4.    Allah tidak menerima shadaqah seseorang dari harta ghulul (korupsi), sebagaimana dalam sabda Nabi Shallallahu 'alaihi wa sallam :

لَا تُقْبَلُ صَلَاةٌ بِغَيْرِ طُهُورٍ وَلَا صَدَقَةٌ مِنْ غُلُولٍ
"Shalat tidak akan diterima tanpa bersuci, dan shadaqah tidak diterima dari harta ghulul (korupsi)".

5.    Harta hasil korupsi adalah haram, sehingga ia menjadi salah satu penyebab yang dapat menghalangi terkabulnya do’a, sebagaimana dipahami dari sabda Nabi Shallallahu 'alaihi wa sallam :

أَيُّهَا النَّاسُ إِنَّ اللَّهَ طَيِّبٌ لَا يَقْبَلُ إِلَّا طَيِّبًا وَإِنَّ اللَّهَ أَمَرَ الْمُؤْمِنِينَ بِمَا أَمَرَ بِهِ الْمُرْسَلِينَ فَقَالَ يَا أَيُّهَا الرُّسُلُ كُلُوا مِنْ الطَّيِّبَاتِ وَاعْمَلُوا صَالِحًا إِنِّي بِمَا تَعْمَلُونَ عَلِيمٌ وَقَالَ يَا أَيُّهَا الَّذِينَ آمَنُوا كُلُوا مِنْ طَيِّبَاتِ مَا رَزَقْنَاكُمْ ثُمَّ ذَكَرَ الرَّجُلَ يُطِيلُ السَّفَرَ أَشْعَثَ أَغْبَرَ يَمُدُّ يَدَيْهِ إِلَى السَّمَاءِ يَا رَبِّ يَا رَبِّ وَمَطْعَمُهُ حَرَامٌ وَمَشْرَبُهُ حَرَامٌ وَمَلْبَسُهُ حَرَامٌ وَغُذِيَ بِالْحَرَامِ فَأَنَّى يُسْتَجَابُ لِذَلِكَ

"Wahai manusia, sesungguhnya Allah itu baik, tidak menerima kecuali yang baik.

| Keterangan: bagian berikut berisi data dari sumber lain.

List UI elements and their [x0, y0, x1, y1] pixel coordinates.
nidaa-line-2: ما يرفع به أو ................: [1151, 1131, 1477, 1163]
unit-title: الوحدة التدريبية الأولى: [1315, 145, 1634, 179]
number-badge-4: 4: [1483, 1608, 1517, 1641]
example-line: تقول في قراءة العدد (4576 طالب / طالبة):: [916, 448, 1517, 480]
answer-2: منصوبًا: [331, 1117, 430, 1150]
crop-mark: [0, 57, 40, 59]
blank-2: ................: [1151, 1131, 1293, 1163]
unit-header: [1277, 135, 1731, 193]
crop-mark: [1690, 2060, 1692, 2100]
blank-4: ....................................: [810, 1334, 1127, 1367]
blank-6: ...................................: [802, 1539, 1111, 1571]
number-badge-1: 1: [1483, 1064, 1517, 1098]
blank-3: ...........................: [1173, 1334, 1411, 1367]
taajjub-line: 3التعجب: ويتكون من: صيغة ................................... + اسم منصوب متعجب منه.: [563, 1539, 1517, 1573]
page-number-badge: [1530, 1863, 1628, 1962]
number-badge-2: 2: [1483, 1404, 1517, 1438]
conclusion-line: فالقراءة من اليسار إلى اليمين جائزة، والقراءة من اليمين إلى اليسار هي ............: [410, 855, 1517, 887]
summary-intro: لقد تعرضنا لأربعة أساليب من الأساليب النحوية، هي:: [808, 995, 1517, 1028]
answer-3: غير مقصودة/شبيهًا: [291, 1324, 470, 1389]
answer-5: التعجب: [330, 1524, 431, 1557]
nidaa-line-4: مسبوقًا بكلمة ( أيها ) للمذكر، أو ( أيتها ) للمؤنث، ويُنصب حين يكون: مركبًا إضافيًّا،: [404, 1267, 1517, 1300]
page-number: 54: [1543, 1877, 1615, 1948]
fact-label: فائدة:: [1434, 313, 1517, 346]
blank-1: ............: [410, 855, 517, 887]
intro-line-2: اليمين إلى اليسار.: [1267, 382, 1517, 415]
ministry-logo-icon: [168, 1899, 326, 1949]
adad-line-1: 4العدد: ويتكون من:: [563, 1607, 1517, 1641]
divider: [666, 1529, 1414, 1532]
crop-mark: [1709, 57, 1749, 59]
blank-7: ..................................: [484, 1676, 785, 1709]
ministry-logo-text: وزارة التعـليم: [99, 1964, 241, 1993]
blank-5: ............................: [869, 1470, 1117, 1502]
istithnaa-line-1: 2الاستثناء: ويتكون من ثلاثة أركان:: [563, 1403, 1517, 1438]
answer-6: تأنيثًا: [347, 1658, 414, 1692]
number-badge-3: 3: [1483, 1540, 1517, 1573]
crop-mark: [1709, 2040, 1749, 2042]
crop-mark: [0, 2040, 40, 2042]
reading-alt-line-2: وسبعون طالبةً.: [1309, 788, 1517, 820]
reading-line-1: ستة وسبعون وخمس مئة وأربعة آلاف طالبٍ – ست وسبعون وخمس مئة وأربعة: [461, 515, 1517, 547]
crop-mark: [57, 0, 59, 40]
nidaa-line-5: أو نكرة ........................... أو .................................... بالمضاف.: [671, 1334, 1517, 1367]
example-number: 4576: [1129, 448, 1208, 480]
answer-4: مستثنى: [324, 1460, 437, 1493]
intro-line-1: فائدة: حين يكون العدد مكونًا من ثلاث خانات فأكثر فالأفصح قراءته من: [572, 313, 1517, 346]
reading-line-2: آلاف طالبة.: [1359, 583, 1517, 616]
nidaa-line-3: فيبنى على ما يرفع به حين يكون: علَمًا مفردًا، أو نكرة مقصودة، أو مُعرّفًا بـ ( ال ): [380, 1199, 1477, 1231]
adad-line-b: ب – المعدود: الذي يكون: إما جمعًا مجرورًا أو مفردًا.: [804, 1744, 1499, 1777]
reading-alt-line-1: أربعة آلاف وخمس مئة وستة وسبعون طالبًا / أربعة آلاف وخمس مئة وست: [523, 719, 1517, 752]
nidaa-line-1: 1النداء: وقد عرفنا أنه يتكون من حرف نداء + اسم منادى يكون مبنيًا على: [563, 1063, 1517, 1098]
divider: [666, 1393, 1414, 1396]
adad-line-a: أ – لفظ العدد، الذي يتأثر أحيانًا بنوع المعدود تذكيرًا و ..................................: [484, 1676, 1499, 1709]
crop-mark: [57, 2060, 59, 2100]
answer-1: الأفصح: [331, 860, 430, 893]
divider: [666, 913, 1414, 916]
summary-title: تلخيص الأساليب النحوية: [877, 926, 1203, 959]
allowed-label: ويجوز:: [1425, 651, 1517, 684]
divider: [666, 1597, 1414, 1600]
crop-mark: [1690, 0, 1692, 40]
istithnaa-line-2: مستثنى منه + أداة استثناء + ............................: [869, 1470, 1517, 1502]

Dan sesungguhnya Allah memerintahkan orang-orang yang beriman dengan apa yang Allah perintahkan kepada para rasul. Allah berfirman,"Wahai para rasul, makanlah dari yang baik-baik dan kerjakanlah amal shalih. Sesungguhnya Aku Maha Mengetahui apa yang kalian kerjakan". Dia (Allah) juga berfirman: "Wahai orang-orang yang beriman, makanlah yang baik-baik dari yang Kami rizkikan kepada kamu," kemudian beliau (Rasulullah) Shallallahu 'alaihi wa sallam menceritakan seseorang yang lama bersafar, berpakaian kusut dan berdebu. Dia menengadahkan tangannya ke langit (seraya berdo’a): "Ya Rabb…, ya Rabb…," tetapi makanannya haram, minumannya haram, pakaiannya haram dan dirinya dipenuhi dengan sesuatu yang haram. Maka, bagaimana do’anya akan dikabulkan?".